Deputy is a free open source Java tool licensed under the BSD license.

It supports the creation and maintainance of complex Maven 1.x projects which are assembled from other Maven projects.

To do so it tracks down the dependencies defined in a Maven project.xml file and resolves them recursively. It comes up with the recursive hull of all indirect dependencies that can be reached when parsing the project object models of dependencies and dependencies thereof recursively. Considering the fact that artifacts a project depends on are usually available in several versions and that different dependees likely use different versions it is unavoidable that version conflicts arise in the computation of all indirect dependencies. Deputy uses a configurable default strategy plus further optional user-definable rules to decide which version to take in each conflict. The default strategies available are suited to keep up with the latest versions of projects easily. The latter makes Deputy also a good tool to update simple project.xml files that don't hold the indirect dependencies explicitly.

The necessity of using a tool like Deputy comes when using Maven to develop and manage a large array of software components that need to be assembled to full applications in a separate step and area. Suppose each software component is defined as a Maven project. Quite naturally, it will list all its compile-time dependencies to other components in the dependencies section of the project file. However, since the component is not really interested in how the dependency components themselves depend on other components in turn, it will best avoid to list those indirect dependencies in the Maven file as well. Having access to the direct dependencies is enough to build the component. Defining the dependencies of a dependency component is the job of the Maven project file of that dependency component.

The situation is different when it comes to building an assembly, i. e. a bunch of components that interact to render a full-fledged application. The assembler of such an application picks a couple of components which he wants to see being part of the application because of their features. These components are top level components from the point of view of the assembler. Additionally, the assembly must be completed by all the components the chosen top level components directly or indirectly depend upon at run-time. This is where Deputy comes into play. It finds all those indirect dependencies by recursing over all project object model files in the Maven repositories that can be reached when following the dependencies in each of these files.
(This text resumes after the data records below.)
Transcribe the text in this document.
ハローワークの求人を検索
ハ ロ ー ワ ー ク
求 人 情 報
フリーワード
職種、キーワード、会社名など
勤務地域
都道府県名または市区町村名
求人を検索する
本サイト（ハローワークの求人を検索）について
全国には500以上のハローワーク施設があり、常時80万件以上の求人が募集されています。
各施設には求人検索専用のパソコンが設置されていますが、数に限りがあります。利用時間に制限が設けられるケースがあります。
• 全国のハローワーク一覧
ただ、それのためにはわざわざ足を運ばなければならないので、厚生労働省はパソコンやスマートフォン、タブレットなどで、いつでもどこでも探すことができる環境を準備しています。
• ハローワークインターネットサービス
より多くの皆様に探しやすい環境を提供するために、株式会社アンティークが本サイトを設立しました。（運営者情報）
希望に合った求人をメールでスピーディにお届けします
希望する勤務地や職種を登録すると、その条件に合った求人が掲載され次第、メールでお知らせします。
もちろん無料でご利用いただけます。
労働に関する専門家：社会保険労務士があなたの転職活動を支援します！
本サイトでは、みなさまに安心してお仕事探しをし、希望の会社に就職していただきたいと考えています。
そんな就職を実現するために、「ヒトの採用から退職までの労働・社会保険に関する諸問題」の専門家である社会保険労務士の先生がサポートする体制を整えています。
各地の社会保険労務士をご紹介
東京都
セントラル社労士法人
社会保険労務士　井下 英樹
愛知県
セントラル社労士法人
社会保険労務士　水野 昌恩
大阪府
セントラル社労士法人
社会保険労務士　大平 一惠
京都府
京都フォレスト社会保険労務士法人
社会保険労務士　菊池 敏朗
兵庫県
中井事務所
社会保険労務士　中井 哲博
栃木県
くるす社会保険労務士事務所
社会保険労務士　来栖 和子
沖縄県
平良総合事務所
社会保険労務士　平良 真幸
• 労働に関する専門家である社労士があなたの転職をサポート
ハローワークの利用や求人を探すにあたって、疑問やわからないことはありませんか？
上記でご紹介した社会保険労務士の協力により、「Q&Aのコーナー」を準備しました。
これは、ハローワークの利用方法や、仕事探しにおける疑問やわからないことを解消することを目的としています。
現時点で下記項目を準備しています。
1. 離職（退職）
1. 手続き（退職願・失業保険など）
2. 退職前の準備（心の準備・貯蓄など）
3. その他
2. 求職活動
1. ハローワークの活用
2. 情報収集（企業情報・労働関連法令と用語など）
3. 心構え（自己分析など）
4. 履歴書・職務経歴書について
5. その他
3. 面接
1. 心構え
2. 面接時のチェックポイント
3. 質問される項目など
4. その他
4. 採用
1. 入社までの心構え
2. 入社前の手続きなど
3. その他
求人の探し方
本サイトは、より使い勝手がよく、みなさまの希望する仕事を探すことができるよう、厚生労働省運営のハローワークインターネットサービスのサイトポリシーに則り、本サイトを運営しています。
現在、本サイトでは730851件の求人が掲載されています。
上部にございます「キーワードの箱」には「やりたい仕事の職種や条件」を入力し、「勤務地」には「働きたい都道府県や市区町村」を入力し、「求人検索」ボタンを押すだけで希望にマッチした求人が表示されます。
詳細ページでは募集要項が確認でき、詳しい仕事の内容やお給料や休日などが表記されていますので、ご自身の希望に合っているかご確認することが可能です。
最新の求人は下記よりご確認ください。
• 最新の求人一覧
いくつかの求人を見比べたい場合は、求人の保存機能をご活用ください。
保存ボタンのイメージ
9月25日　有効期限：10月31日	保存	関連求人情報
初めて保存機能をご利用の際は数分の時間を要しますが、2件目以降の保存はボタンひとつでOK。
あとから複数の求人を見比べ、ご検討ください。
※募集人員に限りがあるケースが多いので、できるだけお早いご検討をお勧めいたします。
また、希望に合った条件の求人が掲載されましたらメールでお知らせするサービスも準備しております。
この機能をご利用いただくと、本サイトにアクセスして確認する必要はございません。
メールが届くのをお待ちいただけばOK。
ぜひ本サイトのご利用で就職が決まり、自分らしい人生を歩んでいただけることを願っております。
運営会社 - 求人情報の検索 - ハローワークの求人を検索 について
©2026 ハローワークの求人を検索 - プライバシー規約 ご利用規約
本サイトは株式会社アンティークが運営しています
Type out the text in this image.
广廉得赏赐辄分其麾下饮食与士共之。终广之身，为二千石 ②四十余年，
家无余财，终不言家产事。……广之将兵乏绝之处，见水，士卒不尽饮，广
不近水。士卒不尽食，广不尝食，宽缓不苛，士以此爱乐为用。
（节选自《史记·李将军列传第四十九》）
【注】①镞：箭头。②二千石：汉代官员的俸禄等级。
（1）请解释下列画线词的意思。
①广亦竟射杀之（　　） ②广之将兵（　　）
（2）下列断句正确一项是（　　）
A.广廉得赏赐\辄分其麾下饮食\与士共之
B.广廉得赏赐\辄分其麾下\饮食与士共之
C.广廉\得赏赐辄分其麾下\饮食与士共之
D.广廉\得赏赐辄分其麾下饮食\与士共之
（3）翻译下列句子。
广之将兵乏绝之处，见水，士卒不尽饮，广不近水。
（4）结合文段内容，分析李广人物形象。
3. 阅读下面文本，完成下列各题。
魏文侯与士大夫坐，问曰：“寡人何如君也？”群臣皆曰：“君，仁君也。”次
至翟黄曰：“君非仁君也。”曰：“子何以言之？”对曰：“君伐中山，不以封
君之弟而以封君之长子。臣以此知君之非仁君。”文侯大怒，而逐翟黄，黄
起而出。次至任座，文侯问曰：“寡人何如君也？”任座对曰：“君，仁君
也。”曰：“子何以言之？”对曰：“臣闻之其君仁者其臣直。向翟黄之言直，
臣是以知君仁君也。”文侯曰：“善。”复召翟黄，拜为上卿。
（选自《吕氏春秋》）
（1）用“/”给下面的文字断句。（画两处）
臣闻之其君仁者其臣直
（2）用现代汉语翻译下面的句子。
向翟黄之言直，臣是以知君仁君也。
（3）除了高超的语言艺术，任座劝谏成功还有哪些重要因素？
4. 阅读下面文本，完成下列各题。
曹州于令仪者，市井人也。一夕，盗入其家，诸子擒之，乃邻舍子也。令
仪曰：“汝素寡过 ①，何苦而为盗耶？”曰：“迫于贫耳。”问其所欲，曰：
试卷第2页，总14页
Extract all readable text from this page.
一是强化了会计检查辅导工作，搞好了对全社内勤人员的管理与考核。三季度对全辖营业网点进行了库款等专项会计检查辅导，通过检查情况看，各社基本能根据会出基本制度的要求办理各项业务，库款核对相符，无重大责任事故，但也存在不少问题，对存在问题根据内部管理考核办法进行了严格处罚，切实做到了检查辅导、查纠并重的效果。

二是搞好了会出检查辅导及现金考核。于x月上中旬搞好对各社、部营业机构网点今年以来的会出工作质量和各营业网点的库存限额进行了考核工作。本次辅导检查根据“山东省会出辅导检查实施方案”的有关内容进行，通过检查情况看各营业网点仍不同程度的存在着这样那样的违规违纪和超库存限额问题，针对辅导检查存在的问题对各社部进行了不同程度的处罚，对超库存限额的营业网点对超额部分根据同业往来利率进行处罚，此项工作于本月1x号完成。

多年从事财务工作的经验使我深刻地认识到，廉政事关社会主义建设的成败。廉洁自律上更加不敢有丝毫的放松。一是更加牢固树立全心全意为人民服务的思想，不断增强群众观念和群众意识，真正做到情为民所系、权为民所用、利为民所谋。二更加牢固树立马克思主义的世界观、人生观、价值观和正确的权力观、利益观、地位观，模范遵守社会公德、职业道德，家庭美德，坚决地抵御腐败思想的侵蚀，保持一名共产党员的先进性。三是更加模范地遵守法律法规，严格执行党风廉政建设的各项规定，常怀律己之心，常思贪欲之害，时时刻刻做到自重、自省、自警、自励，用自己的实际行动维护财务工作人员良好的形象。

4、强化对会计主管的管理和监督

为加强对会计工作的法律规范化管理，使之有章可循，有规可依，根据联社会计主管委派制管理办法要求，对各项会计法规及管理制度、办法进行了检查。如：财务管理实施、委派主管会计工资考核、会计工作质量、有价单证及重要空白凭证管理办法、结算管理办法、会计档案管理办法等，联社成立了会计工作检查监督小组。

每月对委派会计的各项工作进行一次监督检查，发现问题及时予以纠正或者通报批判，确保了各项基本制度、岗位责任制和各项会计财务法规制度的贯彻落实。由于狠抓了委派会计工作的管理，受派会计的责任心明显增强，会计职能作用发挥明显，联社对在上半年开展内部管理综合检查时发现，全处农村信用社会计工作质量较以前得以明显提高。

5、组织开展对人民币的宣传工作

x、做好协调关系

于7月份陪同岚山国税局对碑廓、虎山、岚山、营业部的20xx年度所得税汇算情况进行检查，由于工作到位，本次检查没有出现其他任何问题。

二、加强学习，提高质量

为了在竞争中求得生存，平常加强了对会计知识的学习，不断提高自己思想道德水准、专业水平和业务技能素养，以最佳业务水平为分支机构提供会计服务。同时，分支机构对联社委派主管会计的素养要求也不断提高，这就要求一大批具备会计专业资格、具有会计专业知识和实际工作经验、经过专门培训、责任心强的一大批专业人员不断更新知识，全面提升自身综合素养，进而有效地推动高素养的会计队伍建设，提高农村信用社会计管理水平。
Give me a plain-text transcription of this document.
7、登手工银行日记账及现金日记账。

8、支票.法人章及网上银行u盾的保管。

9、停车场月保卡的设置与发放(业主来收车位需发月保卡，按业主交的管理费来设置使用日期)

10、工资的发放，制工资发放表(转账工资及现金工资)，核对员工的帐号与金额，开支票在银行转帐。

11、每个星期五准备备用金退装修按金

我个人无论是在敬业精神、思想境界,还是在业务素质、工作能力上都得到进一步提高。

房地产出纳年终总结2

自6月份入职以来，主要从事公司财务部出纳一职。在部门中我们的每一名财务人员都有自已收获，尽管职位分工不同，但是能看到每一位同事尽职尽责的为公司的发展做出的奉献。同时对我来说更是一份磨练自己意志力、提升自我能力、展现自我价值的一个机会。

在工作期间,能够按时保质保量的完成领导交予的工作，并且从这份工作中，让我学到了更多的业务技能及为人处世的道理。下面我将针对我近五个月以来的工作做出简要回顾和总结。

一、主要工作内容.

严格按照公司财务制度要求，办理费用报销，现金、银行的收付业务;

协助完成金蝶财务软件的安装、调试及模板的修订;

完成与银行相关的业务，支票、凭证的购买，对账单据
It starts out with the top level dependencies and stops at dependencies which have no dependencies themselves anymore. As mentioned, version conflicts are decided by Deputy on the fly using rules. Deputy doesn't guarantee by this process, of course, that the selected versions behave well when being executed in concert. However, if the assembler discovers an incompatibility in the assembled versions (by compiling all the sources of all the assembled components together or by run-time testing, for example), he can adjust the version choices by re-configuring the rules and then repeat the recursion.

It is well possible to mix components and assemblies in the dependency graph as desired. In other words, Deputy doesn't force you to define assemblies only on top of components but an assembly may also depend on assemblies, which may depend on other components and assemblies, and so on. If an assembly occurs as a dependency during the recursion, Deputy simply views it as a component by ignoring the indirect dependencies listed in the project.xml. Having said that, it is only true if the assembly is not just a container but also delivers an (artifical) artifact representing itself because it will appear as a dependency itself in the dependant project which must be processable by Maven as any other.